For every shirtless Fabio, there are an increasing number of more approachable archetypes, including a raft of new heroes who are black, Afro-Latinx, or queer. “Now more than ever, men are starting to see characters who they might actually like to be or personally relate to, instead of a ridiculous gendered stereotype,” says indie author Nenia Campbell, who runs the coed Unapologetic Romance Readers book club on Goodreads.

After a couple of hours, I tell the guys in our group that we should probably wrap it up and ask who wants to do this whole thing again. “Fuck it, let’s keep going,” Alejandro says without hesitation. Nolan’s in, too, and so is André.

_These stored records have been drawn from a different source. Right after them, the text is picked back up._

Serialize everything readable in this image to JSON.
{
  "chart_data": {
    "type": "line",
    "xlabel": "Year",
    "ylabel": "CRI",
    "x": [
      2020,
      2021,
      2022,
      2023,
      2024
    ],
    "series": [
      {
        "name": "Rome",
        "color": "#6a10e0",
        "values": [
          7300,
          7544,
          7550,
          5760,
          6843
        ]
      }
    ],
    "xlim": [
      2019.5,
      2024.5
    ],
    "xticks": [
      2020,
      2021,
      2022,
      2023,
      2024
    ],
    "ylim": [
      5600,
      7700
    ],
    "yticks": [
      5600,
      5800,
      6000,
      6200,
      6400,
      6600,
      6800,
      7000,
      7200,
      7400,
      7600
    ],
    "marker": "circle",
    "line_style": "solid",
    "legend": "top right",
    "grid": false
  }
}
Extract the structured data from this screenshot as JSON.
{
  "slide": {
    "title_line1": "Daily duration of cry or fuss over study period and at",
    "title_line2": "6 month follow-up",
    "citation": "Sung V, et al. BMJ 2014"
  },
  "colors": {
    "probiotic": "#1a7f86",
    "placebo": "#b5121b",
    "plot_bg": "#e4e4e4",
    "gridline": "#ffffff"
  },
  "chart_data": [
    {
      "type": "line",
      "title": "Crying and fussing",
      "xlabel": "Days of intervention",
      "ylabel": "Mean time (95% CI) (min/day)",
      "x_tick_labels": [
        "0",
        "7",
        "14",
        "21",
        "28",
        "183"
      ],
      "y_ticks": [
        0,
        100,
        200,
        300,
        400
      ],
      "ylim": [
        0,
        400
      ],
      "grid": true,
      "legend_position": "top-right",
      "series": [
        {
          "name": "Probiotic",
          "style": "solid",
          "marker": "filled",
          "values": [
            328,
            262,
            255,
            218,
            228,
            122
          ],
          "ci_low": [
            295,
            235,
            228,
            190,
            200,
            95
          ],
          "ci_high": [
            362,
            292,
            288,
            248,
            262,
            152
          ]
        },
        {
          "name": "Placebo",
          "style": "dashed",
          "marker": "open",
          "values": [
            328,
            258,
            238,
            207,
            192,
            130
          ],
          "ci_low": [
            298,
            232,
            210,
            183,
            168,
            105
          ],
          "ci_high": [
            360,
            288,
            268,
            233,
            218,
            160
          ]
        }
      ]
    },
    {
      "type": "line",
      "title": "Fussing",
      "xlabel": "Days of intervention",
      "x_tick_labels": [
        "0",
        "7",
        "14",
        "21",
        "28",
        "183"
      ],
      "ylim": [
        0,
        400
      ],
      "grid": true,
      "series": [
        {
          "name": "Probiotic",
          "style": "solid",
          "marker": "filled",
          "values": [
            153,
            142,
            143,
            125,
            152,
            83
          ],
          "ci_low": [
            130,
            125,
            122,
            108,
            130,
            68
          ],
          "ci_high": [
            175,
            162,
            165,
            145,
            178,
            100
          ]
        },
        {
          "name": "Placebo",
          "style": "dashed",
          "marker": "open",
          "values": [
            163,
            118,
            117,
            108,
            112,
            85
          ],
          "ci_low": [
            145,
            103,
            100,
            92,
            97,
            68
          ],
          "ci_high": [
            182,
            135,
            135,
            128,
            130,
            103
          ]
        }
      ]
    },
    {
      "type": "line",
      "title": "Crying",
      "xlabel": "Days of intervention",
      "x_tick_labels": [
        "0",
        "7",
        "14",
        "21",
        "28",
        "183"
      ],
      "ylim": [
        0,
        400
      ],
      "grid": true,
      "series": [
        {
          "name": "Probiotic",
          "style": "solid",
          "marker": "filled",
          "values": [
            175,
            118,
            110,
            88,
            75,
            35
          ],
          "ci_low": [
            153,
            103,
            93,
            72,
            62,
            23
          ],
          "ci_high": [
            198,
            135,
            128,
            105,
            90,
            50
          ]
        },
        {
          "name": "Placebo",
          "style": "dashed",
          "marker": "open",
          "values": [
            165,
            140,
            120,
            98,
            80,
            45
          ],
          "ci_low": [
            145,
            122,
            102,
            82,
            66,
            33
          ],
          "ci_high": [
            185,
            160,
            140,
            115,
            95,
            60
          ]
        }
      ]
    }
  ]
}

“Yeah, the next one’s going to be spicier,” I say before suggesting BeautifulStranger, which tells the fling-to-love story of a finance whiz exploring exhibitionism in New York City. “Lots of public sex, so rest assured, plenty of nipple.”

Mike agrees, and so does Shay, except Shay’s not done yet. “We didn’t talk about the heroine’s sister,” he says. When he jumps up from the computer to go turn off a TV in the other room, it’s clear that he’s gotten a little too comfortable. He’s been streaming in his underwear, and the group erupts at the sight of his black boxer briefs.

Two hours later and we’re all still talking, one of us half naked, everyone equally exposed.